The contents of this dented, leaking “can” of goods ought to be labelled soul-killing and democracy destroying,
In fairness, much of the bad stuff that goes on in our schools is surely a “meat byproduct” of the cult of progress, a syndrome that permeates the culture. That and lots of other crap, too, that’s way outside our immediate control.
The fact that public schools continue to do as well as they are is a testament to the persistence of hardworking teachers. (And, the fact that classrooms have doors. Heavy, fire-rated doors.) As one former superintendent advised me during the worst days of the truly half-assed “Common Core”: just close your door and do what’s right for the kids.

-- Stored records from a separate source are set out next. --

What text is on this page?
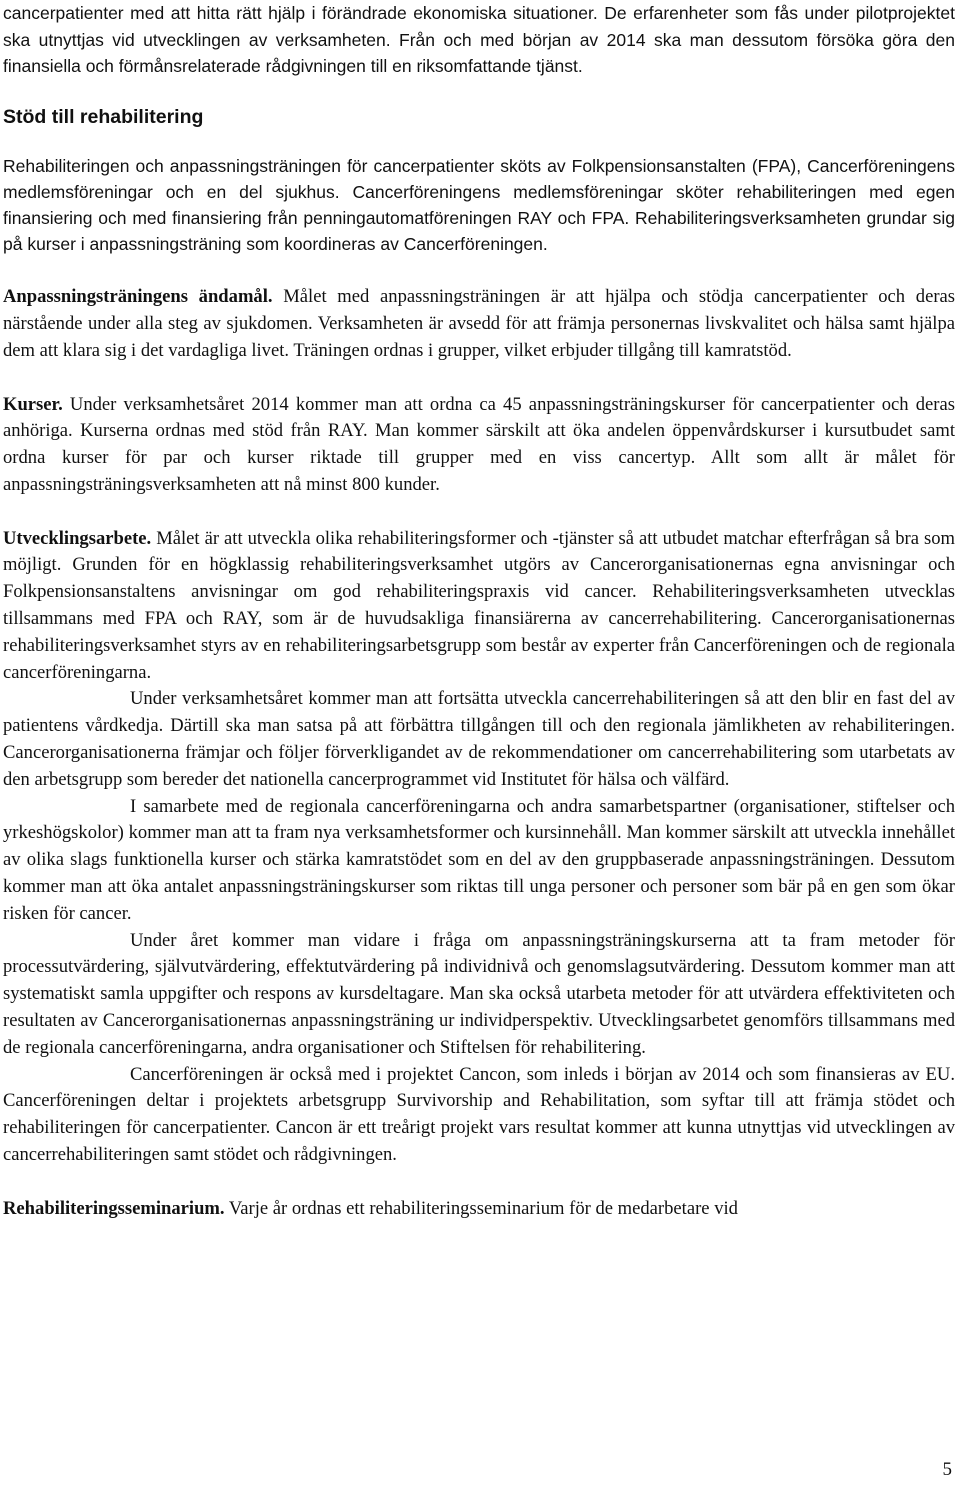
cancerpatienter med att hitta rätt hjälp i förändrade ekonomiska situationer. De erfarenheter som fås under pilotprojektet ska utnyttjas vid utvecklingen av verksamheten. Från och med början av 2014 ska man dessutom försöka göra den finansiella och förmånsrelaterade rådgivningen till en riksomfattande tjänst.

Stöd till rehabilitering

Rehabiliteringen och anpassningsträningen för cancerpatienter sköts av Folkpensionsanstalten (FPA), Cancerföreningens medlemsföreningar och en del sjukhus. Cancerföreningens medlemsföreningar sköter rehabiliteringen med egen finansiering och med finansiering från penningautomatföreningen RAY och FPA. Rehabiliteringsverksamheten grundar sig på kurser i anpassningsträning som koordineras av Cancerföreningen.

Anpassningsträningens ändamål. Målet med anpassningsträningen är att hjälpa och stödja cancerpatienter och deras närstående under alla steg av sjukdomen. Verksamheten är avsedd för att främja personernas livskvalitet och hälsa samt hjälpa dem att klara sig i det vardagliga livet. Träningen ordnas i grupper, vilket erbjuder tillgång till kamratstöd.

Kurser. Under verksamhetsåret 2014 kommer man att ordna ca 45 anpassningsträningskurser för cancerpatienter och deras anhöriga. Kurserna ordnas med stöd från RAY. Man kommer särskilt att öka andelen öppenvårdskurser i kursutbudet samt ordna kurser för par och kurser riktade till grupper med en viss cancertyp. Allt som allt är målet för anpassningsträningsverksamheten att nå minst 800 kunder.

Utvecklingsarbete. Målet är att utveckla olika rehabiliteringsformer och -tjänster så att utbudet matchar efterfrågan så bra som möjligt. Grunden för en högklassig rehabiliteringsverksamhet utgörs av Cancerorganisationernas egna anvisningar och Folkpensionsanstaltens anvisningar om god rehabiliteringspraxis vid cancer. Rehabiliteringsverksamheten utvecklas tillsammans med FPA och RAY, som är de huvudsakliga finansiärerna av cancerrehabilitering. Cancerorganisationernas rehabiliteringsverksamhet styrs av en rehabiliteringsarbetsgrupp som består av experter från Cancerföreningen och de regionala cancerföreningarna.

Under verksamhetsåret kommer man att fortsätta utveckla cancerrehabiliteringen så att den blir en fast del av patientens vårdkedja. Därtill ska man satsa på att förbättra tillgången till och den regionala jämlikheten av rehabiliteringen. Cancerorganisationerna främjar och följer förverkligandet av de rekommendationer om cancerrehabilitering som utarbetats av den arbetsgrupp som bereder det nationella cancerprogrammet vid Institutet för hälsa och välfärd.

I samarbete med de regionala cancerföreningarna och andra samarbetspartner (organisationer, stiftelser och yrkeshögskolor) kommer man att ta fram nya verksamhetsformer och kursinnehåll. Man kommer särskilt att utveckla innehållet av olika slags funktionella kurser och stärka kamratstödet som en del av den gruppbaserade anpassningsträningen. Dessutom kommer man att öka antalet anpassningsträningskurser som riktas till unga personer och personer som bär på en gen som ökar risken för cancer.

Under året kommer man vidare i fråga om anpassningsträningskurserna att ta fram metoder för processutvärdering, självutvärdering, effektutvärdering på individnivå och genomslagsutvärdering. Dessutom kommer man att systematiskt samla uppgifter och respons av kursdeltagare. Man ska också utarbeta metoder för att utvärdera effektiviteten och resultaten av Cancerorganisationernas anpassningsträning ur individperspektiv. Utvecklingsarbetet genomförs tillsammans med de regionala cancerföreningarna, andra organisationer och Stiftelsen för rehabilitering.

Cancerföreningen är också med i projektet Cancon, som inleds i början av 2014 och som finansieras av EU. Cancerföreningen deltar i projektets arbetsgrupp Survivorship and Rehabilitation, som syftar till att främja stödet och rehabiliteringen för cancerpatienter. Cancon är ett treårigt projekt vars resultat kommer att kunna utnyttjas vid utvecklingen av cancerrehabiliteringen samt stödet och rådgivningen.

Rehabiliteringsseminarium. Varje år ordnas ett rehabiliteringsseminarium för de medarbetare vid

5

I could write more about public schooling but let me add a couple comments about McDonald’s. (There are some striking similarities, you know. Such as the mentality of some of the people out there who are working relentlessly to remake our classrooms into burger joints for the brain.)
I had to get a haircut yesterday which necessitated venturing out very early on “Black Friday”. Considering where we live that entails driving about 45 minutes.
I stopped in at a brand new McDonald’s to woof down an egg McMuffin before first doing some regular, weekly shopping.
This big, shiny McDonald’s has two “drive thru” lines and a lot fewer seats indoors. I guess most people are not venturing into these places now? (The line of cars outside wound around the parking lot.)
As I was sitting there pretty much alone, I noticed that some of the tables have video screens embedded in them with kids’ computer games ready to be played. Wow. Maybe fast food isn’t fast enough anymore….computers help it all go down better.
We’re not in technological Kansas anymore.
I certainly wouldn’t go along with the entirety of the original Hippocratic Oath taken by doctors. But the “first do no harm” part sounds pretty good to me.
i-Ready for that!
“Do no harm” is a perfect litmus test for most careers. Once at a conference I got some good advice. The speaker, Nancie Atwell, said, “If what you are doing works, do more of it, and if it doesn’t, stop doing it.” I wish teachers had the autonomy to decide this for themselves.
They used to have such autonomy. In great schools, they still do.